The Judicial Panel on Multidistrict Litigation will decide on Nov. 30 whether to create a new MDL docket for the dozens of class action lawsuits filed against Equifax for allowing a massive data breach September 7, 2017.
Equifax joined plaintiffs in requesting the new MDL. The breach compromised the names, social security numbers, birth dates and credit card information of 143 million people. This information can be used to steal a person's identity and commit fraud.
"The No. 1 crime in America is identity theft. It has surpassed drug trafficking," said Micah Adkins of The Adkins Firm, speaking at the recent Mass Torts Made Perfect conference. "You're much more likely to be a victim of identity theft than an auto accident."
More than 100 consumer lawsuits charge that the company violated the Fair Credit Reporting Act (FCRA), which requires Equifax to "maintain reasonable procedures" to avoid identity theft. It allows for individual statutory damages of up to $1,000 per person, punitive damages, attorney fees and costs.

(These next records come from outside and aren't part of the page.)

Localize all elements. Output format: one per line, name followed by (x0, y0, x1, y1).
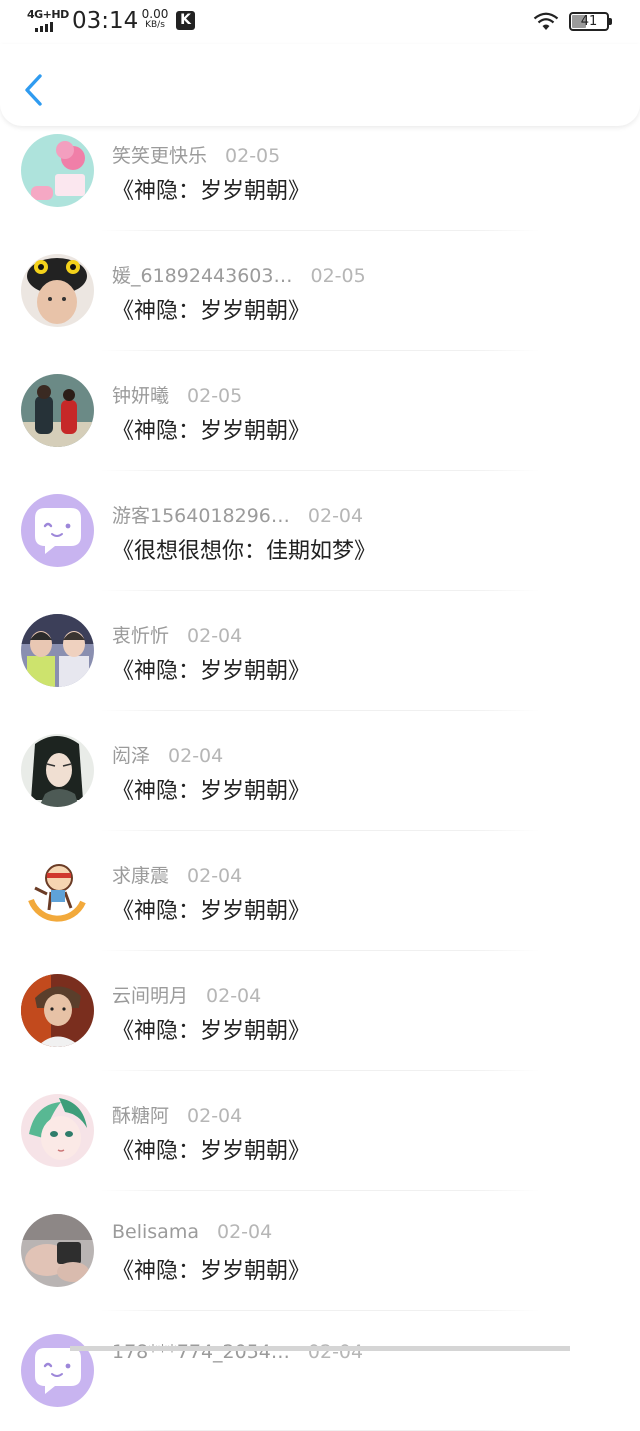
back-button[interactable] (18, 70, 52, 110)
user-name[interactable]: 云间明月 (112, 981, 188, 1008)
book-title[interactable]: 《神隐：岁岁朝朝》 (112, 653, 310, 685)
comment-date: 02-05 (225, 145, 281, 167)
comment-date: 02-04 (216, 1221, 273, 1243)
comment-meta: Belisama 02-04 (112, 1221, 272, 1247)
battery-icon: 41 (569, 12, 613, 31)
network-type-label: 4G+HD (27, 8, 69, 21)
comment-meta: 求康震 02-04 (112, 861, 242, 887)
comment-meta: 178***774_2054… 02-04 (112, 1341, 363, 1367)
user-avatar[interactable] (21, 974, 94, 1047)
user-avatar[interactable] (21, 494, 94, 567)
comment-meta: 媛_61892443603… 02-05 (112, 261, 366, 287)
book-title[interactable]: 《神隐：岁岁朝朝》 (112, 1253, 310, 1285)
user-avatar[interactable] (21, 854, 94, 927)
comment-date: 02-05 (310, 265, 366, 287)
network-speed: 0.00 KB/s (140, 7, 170, 31)
user-name[interactable]: Belisama (112, 1221, 199, 1243)
chevron-left-icon (25, 74, 42, 106)
book-title[interactable]: 《很想很想你：佳期如梦》 (112, 533, 376, 565)
comment-meta: 游客1564018296… 02-04 (112, 501, 363, 527)
comment-meta: 闳泽 02-04 (112, 741, 223, 767)
comment-meta: 云间明月 02-04 (112, 981, 261, 1007)
network-speed-value: 0.00 (141, 7, 169, 21)
user-name[interactable]: 游客1564018296… (112, 501, 290, 528)
cellular-signal-icon: 4G+HD (27, 8, 69, 34)
app-notification-icon: K (176, 11, 195, 30)
status-bar: 4G+HD 03:14 0.00 KB/s K 41 (0, 0, 640, 44)
comment-row[interactable]: 衷忻忻 02-04 《神隐：岁岁朝朝》 (0, 574, 640, 711)
top-nav-bar (0, 44, 640, 126)
wifi-icon (533, 12, 559, 30)
network-speed-unit: KB/s (145, 20, 165, 30)
comment-row[interactable]: Belisama 02-04 《神隐：岁岁朝朝》 (0, 1174, 640, 1311)
user-name[interactable]: 闳泽 (112, 741, 150, 768)
comment-row[interactable]: 媛_61892443603… 02-05 《神隐：岁岁朝朝》 (0, 214, 640, 351)
comment-date: 02-04 (307, 505, 364, 527)
comment-row[interactable]: 闳泽 02-04 《神隐：岁岁朝朝》 (0, 694, 640, 831)
user-name[interactable]: 笑笑更快乐 (112, 141, 207, 168)
book-title[interactable]: 《神隐：岁岁朝朝》 (112, 293, 310, 325)
comment-date: 02-04 (168, 745, 224, 767)
book-title[interactable]: 《神隐：岁岁朝朝》 (112, 1133, 310, 1165)
book-title[interactable]: 《神隐：岁岁朝朝》 (112, 1013, 310, 1045)
comment-date: 02-04 (187, 865, 243, 887)
status-time: 03:14 (72, 8, 139, 34)
user-name[interactable]: 178***774_2054… (112, 1341, 290, 1363)
user-avatar[interactable] (21, 134, 94, 207)
book-title[interactable]: 《神隐：岁岁朝朝》 (112, 173, 310, 205)
user-avatar[interactable] (21, 734, 94, 807)
user-name[interactable]: 酥糖阿 (112, 1101, 169, 1128)
comment-date: 02-05 (187, 385, 243, 407)
user-name[interactable]: 衷忻忻 (112, 621, 169, 648)
user-avatar[interactable] (21, 1334, 94, 1407)
comment-meta: 衷忻忻 02-04 (112, 621, 242, 647)
user-name[interactable]: 媛_61892443603… (112, 261, 292, 288)
user-avatar[interactable] (21, 614, 94, 687)
comment-row[interactable]: 游客1564018296… 02-04 《很想很想你：佳期如梦》 (0, 454, 640, 591)
comment-meta: 钟妍曦 02-05 (112, 381, 242, 407)
book-title[interactable]: 《神隐：岁岁朝朝》 (112, 893, 310, 925)
battery-level: 41 (580, 14, 598, 29)
comment-row[interactable]: 求康震 02-04 《神隐：岁岁朝朝》 (0, 814, 640, 951)
comment-list: 笑笑更快乐 02-05 《神隐：岁岁朝朝》 媛_61892443603… 02-05 《神… (0, 94, 640, 1431)
comment-row[interactable]: 178***774_2054… 02-04 (0, 1294, 640, 1431)
comment-date: 02-04 (307, 1341, 364, 1363)
user-name[interactable]: 求康震 (112, 861, 169, 888)
comment-row[interactable]: 云间明月 02-04 《神隐：岁岁朝朝》 (0, 934, 640, 1071)
book-title[interactable]: 《神隐：岁岁朝朝》 (112, 773, 310, 805)
comment-meta: 笑笑更快乐 02-05 (112, 141, 280, 167)
user-avatar[interactable] (21, 374, 94, 447)
book-title[interactable]: 《神隐：岁岁朝朝》 (112, 413, 310, 445)
bottom-scroll-strip (70, 1346, 570, 1351)
comment-row[interactable]: 酥糖阿 02-04 《神隐：岁岁朝朝》 (0, 1054, 640, 1191)
comment-date: 02-04 (187, 625, 243, 647)
comment-row[interactable]: 钟妍曦 02-05 《神隐：岁岁朝朝》 (0, 334, 640, 471)
user-avatar[interactable] (21, 254, 94, 327)
user-avatar[interactable] (21, 1094, 94, 1167)
comment-meta: 酥糖阿 02-04 (112, 1101, 242, 1127)
comment-date: 02-04 (206, 985, 262, 1007)
user-name[interactable]: 钟妍曦 (112, 381, 169, 408)
user-avatar[interactable] (21, 1214, 94, 1287)
comment-date: 02-04 (187, 1105, 243, 1127)
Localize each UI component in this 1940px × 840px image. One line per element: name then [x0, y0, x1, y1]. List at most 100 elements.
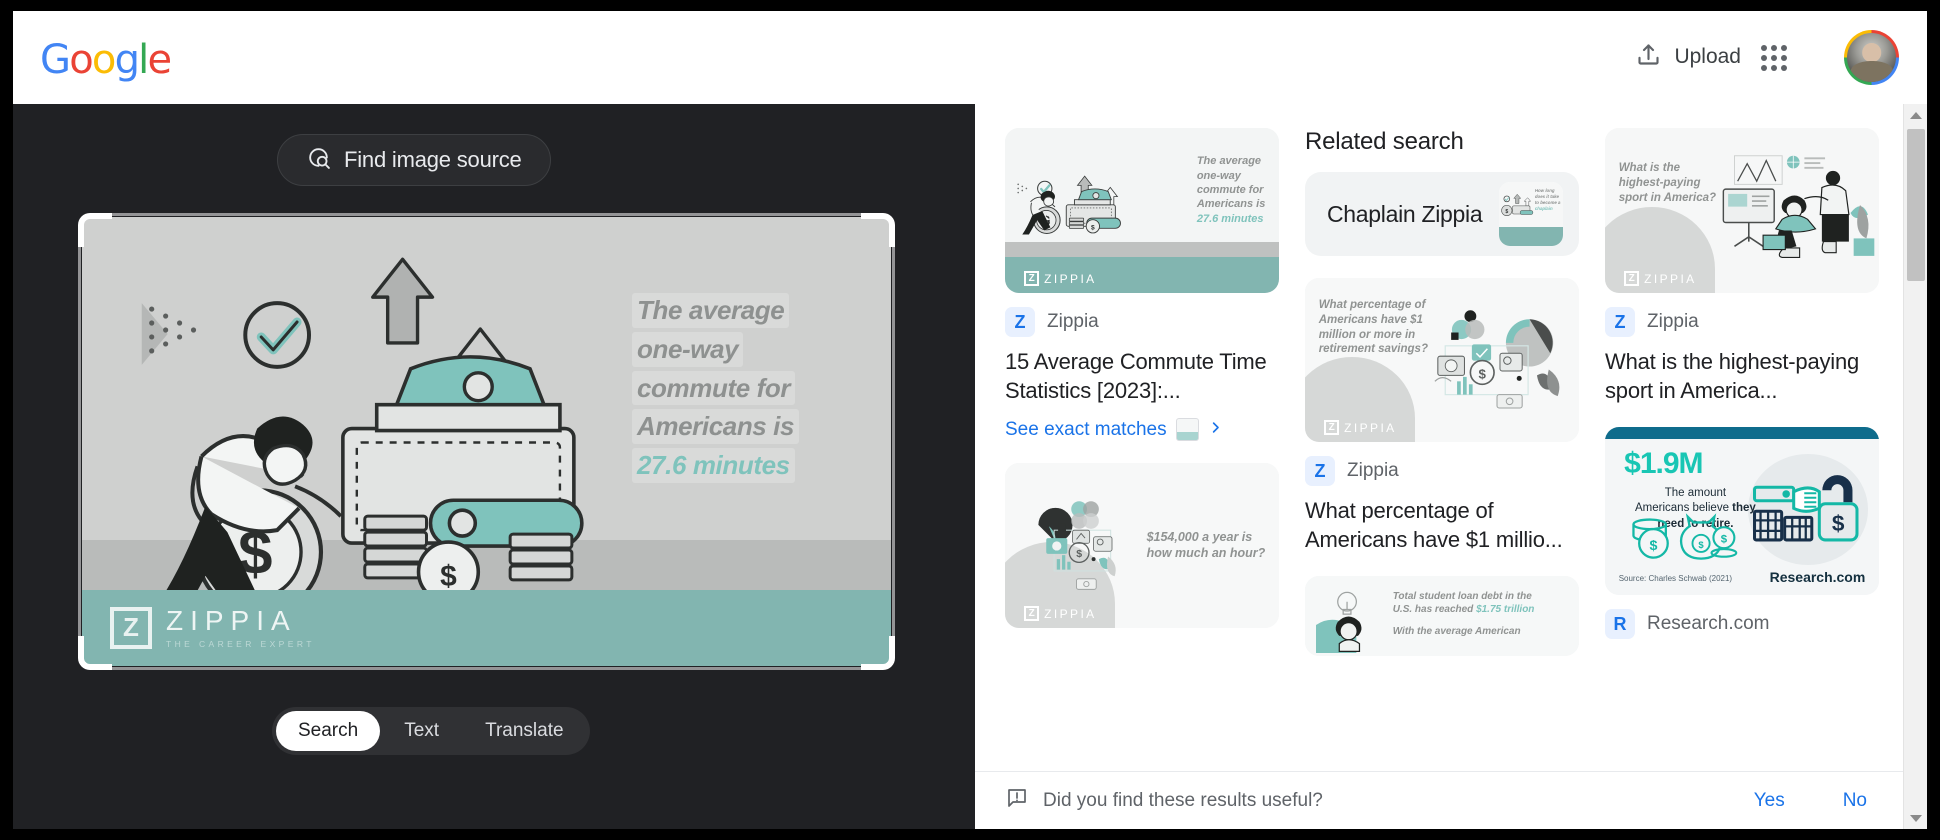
- result-thumbnail[interactable]: Total student loan debt in the U.S. has …: [1305, 576, 1579, 657]
- zippia-tagline: THE CAREER EXPERT: [166, 638, 315, 649]
- tab-translate[interactable]: Translate: [463, 711, 586, 751]
- svg-text:$: $: [440, 560, 457, 593]
- logo-letter: o: [69, 37, 93, 83]
- thumb-caption: Total student loan debt in the U.S. has …: [1392, 591, 1535, 638]
- thumb-brand: ZIPPIA: [1044, 271, 1097, 286]
- result-card-salary[interactable]: $ $154,000 a year is how much an hour? Z…: [1005, 463, 1279, 629]
- zippia-favicon: Z: [1305, 456, 1335, 486]
- hero-image: $ $ The average one-way commute for Amer…: [82, 217, 891, 666]
- zippia-favicon: Z: [1605, 307, 1635, 337]
- feedback-no-button[interactable]: No: [1843, 790, 1867, 812]
- results-scroll-area: $ $ The average: [975, 104, 1903, 771]
- top-bar: Google Upload: [13, 11, 1927, 104]
- logo-letter: e: [147, 37, 173, 83]
- hero-caption: The average one-way commute for American…: [632, 293, 847, 483]
- google-logo[interactable]: Google: [40, 37, 173, 83]
- svg-text:$: $: [1505, 209, 1508, 215]
- result-thumbnail[interactable]: $ What percentage of Americans have $1 m…: [1305, 278, 1579, 442]
- hero-line: one-way: [632, 332, 744, 367]
- apps-grid-icon[interactable]: [1757, 41, 1791, 75]
- thumb-brand: ZIPPIA: [1344, 420, 1397, 435]
- research-favicon: R: [1605, 609, 1635, 640]
- result-source: Zippia: [1647, 311, 1699, 332]
- feedback-icon: [1005, 786, 1029, 815]
- result-title[interactable]: What percentage of Americans have $1 mil…: [1305, 496, 1579, 554]
- thumb-caption: The average one-way commute for American…: [1196, 155, 1266, 225]
- scrollbar-thumb[interactable]: [1907, 129, 1925, 281]
- svg-text:$: $: [1832, 510, 1845, 535]
- svg-text:$: $: [1720, 533, 1727, 545]
- svg-text:$: $: [1076, 548, 1082, 560]
- research-brand: Research.com: [1769, 568, 1866, 585]
- result-thumbnail[interactable]: $1.9M The amount Americans believe they …: [1605, 427, 1879, 596]
- result-title[interactable]: 15 Average Commute Time Statistics [2023…: [1005, 347, 1279, 405]
- hero-line: Americans is: [632, 409, 800, 445]
- feedback-question: Did you find these results useful?: [1043, 789, 1323, 811]
- results-scrollbar[interactable]: [1903, 104, 1927, 829]
- svg-text:$: $: [1091, 224, 1095, 231]
- svg-text:$: $: [1478, 366, 1486, 381]
- zippia-favicon: Z: [1005, 307, 1035, 337]
- tab-search[interactable]: Search: [276, 711, 381, 751]
- selected-image-region[interactable]: $ $ The average one-way commute for Amer…: [78, 213, 895, 670]
- logo-letter: o: [91, 37, 116, 83]
- upload-icon: [1635, 41, 1662, 73]
- see-exact-matches-label: See exact matches: [1005, 418, 1167, 440]
- tab-text[interactable]: Text: [382, 711, 461, 751]
- thumb-caption: What percentage of Americans have $1 mil…: [1318, 298, 1428, 356]
- research-stat-value: $1.9M: [1624, 447, 1703, 481]
- find-image-source-button[interactable]: Find image source: [277, 134, 551, 186]
- hero-line: commute for: [632, 370, 796, 406]
- svg-text:$: $: [1649, 538, 1657, 554]
- related-search-thumbnail: $ How long does it take to become a chaplai…: [1499, 182, 1563, 246]
- zippia-brand-footer: Z ZIPPIA THE CAREER EXPERT: [82, 589, 891, 666]
- lens-mode-tabs: Search Text Translate: [272, 707, 590, 755]
- zippia-wordmark: ZIPPIA: [166, 604, 297, 636]
- result-thumbnail[interactable]: What is the highest-paying sport in Amer…: [1605, 128, 1879, 293]
- result-title[interactable]: What is the highest-paying sport in Amer…: [1605, 347, 1879, 405]
- results-column-3: What is the highest-paying sport in Amer…: [1605, 128, 1879, 656]
- hero-accent-line: 27.6 minutes: [632, 448, 795, 483]
- logo-letter: l: [138, 37, 149, 83]
- upload-button[interactable]: Upload: [1635, 35, 1741, 79]
- scroll-up-arrow[interactable]: [1904, 104, 1927, 126]
- result-thumbnail[interactable]: $ $154,000 a year is how much an hour? Z…: [1005, 463, 1279, 629]
- related-search-label: Chaplain Zippia: [1327, 200, 1483, 227]
- thumb-caption: $154,000 a year is how much an hour?: [1146, 530, 1266, 561]
- result-card-research[interactable]: $1.9M The amount Americans believe they …: [1605, 427, 1879, 640]
- svg-text:$: $: [1698, 540, 1704, 551]
- result-card-commute[interactable]: $ $ The average: [1005, 128, 1279, 442]
- results-column-1: $ $ The average: [1005, 128, 1279, 656]
- exact-match-thumbnail: [1175, 418, 1199, 442]
- salary-thumb-art: $: [1038, 501, 1116, 591]
- feedback-bar: Did you find these results useful? Yes N…: [975, 771, 1903, 829]
- find-image-source-label: Find image source: [344, 147, 522, 172]
- result-card-sport[interactable]: What is the highest-paying sport in Amer…: [1605, 128, 1879, 405]
- google-lens-window: Google Upload Find image source $ $ The …: [13, 11, 1927, 829]
- related-search-heading: Related search: [1305, 128, 1464, 155]
- result-card-student-loan[interactable]: Total student loan debt in the U.S. has …: [1305, 576, 1579, 657]
- feedback-yes-button[interactable]: Yes: [1754, 790, 1785, 812]
- retire-lock-art: $: [1753, 474, 1859, 542]
- see-exact-matches-link[interactable]: See exact matches: [1005, 418, 1279, 442]
- result-card-retirement[interactable]: $ What percentage of Americans have $1 m…: [1305, 278, 1579, 554]
- results-panel: $ $ The average: [975, 104, 1927, 829]
- logo-letter: g: [114, 37, 140, 83]
- sport-thumb-art: [1723, 155, 1875, 258]
- thumb-brand: ZIPPIA: [1044, 606, 1097, 621]
- zippia-logo-icon: Z: [110, 606, 152, 649]
- hero-line: The average: [632, 293, 790, 328]
- retirement-thumb-art: $: [1434, 310, 1559, 409]
- result-source: Zippia: [1347, 460, 1399, 481]
- thumb-brand: ZIPPIA: [1644, 271, 1697, 286]
- related-search-chip[interactable]: Chaplain Zippia $ How long does it take …: [1305, 172, 1579, 256]
- coins-art: $ $ $: [1632, 513, 1738, 560]
- scroll-down-arrow[interactable]: [1904, 807, 1927, 829]
- result-thumbnail[interactable]: $ $ The average: [1005, 128, 1279, 293]
- results-column-2: Related search Chaplain Zippia $ How lon…: [1305, 128, 1579, 657]
- logo-letter: G: [40, 37, 71, 83]
- thumb-caption: What is the highest-paying sport in Amer…: [1618, 162, 1717, 204]
- image-search-icon: [306, 145, 331, 175]
- avatar[interactable]: [1844, 30, 1899, 85]
- image-viewer-panel: Find image source $ $ The average one-wa…: [13, 104, 975, 829]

A global settlement of about $200 million is plausible, attorney Nathan Taylor told the Insurance Journal, based on the $115 million that Anthem Inc. health insurance company agreed to pay in June 2017 over hacking in 2015 that compromised about 79 million people’s personal information.
The motion was filed by Norman Siegel of Stueve, Siegal Hanson LLP of Kansas City, MO, John A. Yanchunis of Morgan & Morgan of Tampa, FL and Roy E. Barnes of The Barnes Law Group LLC of Marietta, GA.
They seek to consolidate 22 cases and any tag-along cases filed in US District Court in Georgia. Equifax is headquartered in Atlanta. Among the federal judges recommended by the motion are:
Equifax has a history of data breaches, including its W-2 Express website, which suffered an attack in May 2016 that resulted in the leak of 430,000 names, addresses, social security numbers and other personal information of retail firm Kroger.
Equifax reported to the New Hampshire attorney general of a breach that between April 2013 and January 2014, an "IP address operator was able to obtain the credit reports using sufficient personal information to meet Equifax's identity verification process."